What got me to this point
When I was in high school I was really good at chemistry (I guess as good as you can be when the hardest chemistry class you can take is AP chemistry). I also really loved makeup and beauty and my mom suggested that I become one of the people that "makes makeup". So I decided that I wanted to become a cosmetic chemist. After the first year or two of college I began to realize that chemistry wasn't exactly what I thought it was. I wanted less lab reports and more Harry Potter style potion making. However, I had already gotten at least halfway done so I decided to finish it out with the hopes of getting a job for some big beauty company in R&D.
In the back of my head though, I always wanted to start my own business. I wanted to be on the creative side of things. I wanted to see a vision come to life. I wanted to work for myself. But something was stopping me...
I'm scared of being poor
Firstly, I'm freaking terrified of having no money. I am the type of person that craves stability. I hate not knowing when the next time I am going to make money and I like knowing that if I buy something frivolous, the money will be back in my account by X amount of time.
I spent a lot of money and time on my degree
Let's get one thing straight. Getting a degree in chemistry is HARD. Blood, sweat, and tears went into that degree and it's hard to see it going to waste. I am not really using anything I technically learned in college. The main thing that school taught me was how to get through hard times and how to figure out the answer even when it seems impossible.
I'm scared of failing
As of the day this blog is published I have made a grand total of $0 in sales and it will probably stay that way for a long time and an even longer time till I completely make back all of the money I have invested into the business. If it doesn't work out I am scared that I will have to get a regular job and I will be behind all of my peers in the job search category. The good thing is that the fear of having to work a normal job again is what is pushing me to keep going.
I'm scared of what people think
I am scared that I will have to admit to my friends and family that I failed at starting a business. The one job I can actually see myself doing my whole life. I'm also scared that my parents and family and friends think that I am just wasting my time doing something that is making me no money right now.
I don't know what I'm doing
Let's get something else straight. I have no idea what I am doing. Most of my decisions are made using intuition, Chat GPT, and a hope that I can actually sell something someday.
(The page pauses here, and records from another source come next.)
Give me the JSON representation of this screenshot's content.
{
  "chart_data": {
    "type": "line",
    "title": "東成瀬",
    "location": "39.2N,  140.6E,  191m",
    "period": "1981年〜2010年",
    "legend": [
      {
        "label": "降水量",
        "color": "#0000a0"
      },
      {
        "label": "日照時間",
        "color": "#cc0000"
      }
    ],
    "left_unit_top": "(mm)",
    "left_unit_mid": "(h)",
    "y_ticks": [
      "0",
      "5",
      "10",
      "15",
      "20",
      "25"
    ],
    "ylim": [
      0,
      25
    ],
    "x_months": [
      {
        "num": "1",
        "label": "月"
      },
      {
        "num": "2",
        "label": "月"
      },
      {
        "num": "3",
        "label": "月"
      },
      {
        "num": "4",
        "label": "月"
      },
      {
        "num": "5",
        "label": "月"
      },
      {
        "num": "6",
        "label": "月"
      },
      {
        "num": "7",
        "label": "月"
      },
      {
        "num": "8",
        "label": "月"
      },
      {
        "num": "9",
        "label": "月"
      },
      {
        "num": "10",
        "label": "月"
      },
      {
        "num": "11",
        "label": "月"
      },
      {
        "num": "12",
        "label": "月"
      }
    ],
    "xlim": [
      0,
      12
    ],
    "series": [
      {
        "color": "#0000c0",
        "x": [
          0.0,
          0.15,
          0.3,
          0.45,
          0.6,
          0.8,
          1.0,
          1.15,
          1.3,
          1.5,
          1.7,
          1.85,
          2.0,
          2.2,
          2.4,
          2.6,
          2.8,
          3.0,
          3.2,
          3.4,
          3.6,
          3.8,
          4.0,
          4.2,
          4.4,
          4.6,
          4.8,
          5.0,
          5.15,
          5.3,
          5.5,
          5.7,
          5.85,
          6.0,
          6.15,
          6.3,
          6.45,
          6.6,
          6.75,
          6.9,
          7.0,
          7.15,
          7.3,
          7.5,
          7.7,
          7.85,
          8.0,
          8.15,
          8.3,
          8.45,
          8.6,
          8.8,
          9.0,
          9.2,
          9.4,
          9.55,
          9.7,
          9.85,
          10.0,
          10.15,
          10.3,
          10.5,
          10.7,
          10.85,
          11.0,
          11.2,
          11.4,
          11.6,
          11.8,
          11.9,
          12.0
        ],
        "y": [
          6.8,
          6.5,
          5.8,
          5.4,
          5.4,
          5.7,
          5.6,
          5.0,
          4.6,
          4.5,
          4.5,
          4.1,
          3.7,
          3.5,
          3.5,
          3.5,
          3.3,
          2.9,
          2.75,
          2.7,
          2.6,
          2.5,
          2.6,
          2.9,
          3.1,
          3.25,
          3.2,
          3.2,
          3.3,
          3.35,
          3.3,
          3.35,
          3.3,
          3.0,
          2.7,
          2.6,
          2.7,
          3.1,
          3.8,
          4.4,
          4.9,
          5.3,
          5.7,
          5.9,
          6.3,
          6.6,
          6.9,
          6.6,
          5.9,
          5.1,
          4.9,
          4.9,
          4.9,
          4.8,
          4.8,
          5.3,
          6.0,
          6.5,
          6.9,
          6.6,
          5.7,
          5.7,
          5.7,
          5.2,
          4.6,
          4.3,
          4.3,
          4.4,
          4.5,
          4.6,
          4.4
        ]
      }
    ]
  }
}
I know there is no way for any business owner to know what they are doing at first but it still seems very scary to think that I am the ultimate decision maker when I am literally just guessing on everything.
Conclusion
Maybe this is more of a journal for myself to let off some worried steam, but I am hoping someone reads this and relates to what I am feeling. Starting a business takes a lot more time and energy than I was anticipating in a very different way than what I was anticipating but I would still 100% rather be doing this than literally anything else. I am hoping these fears inspire me to keep going despite what my inner voices sometimes tell me.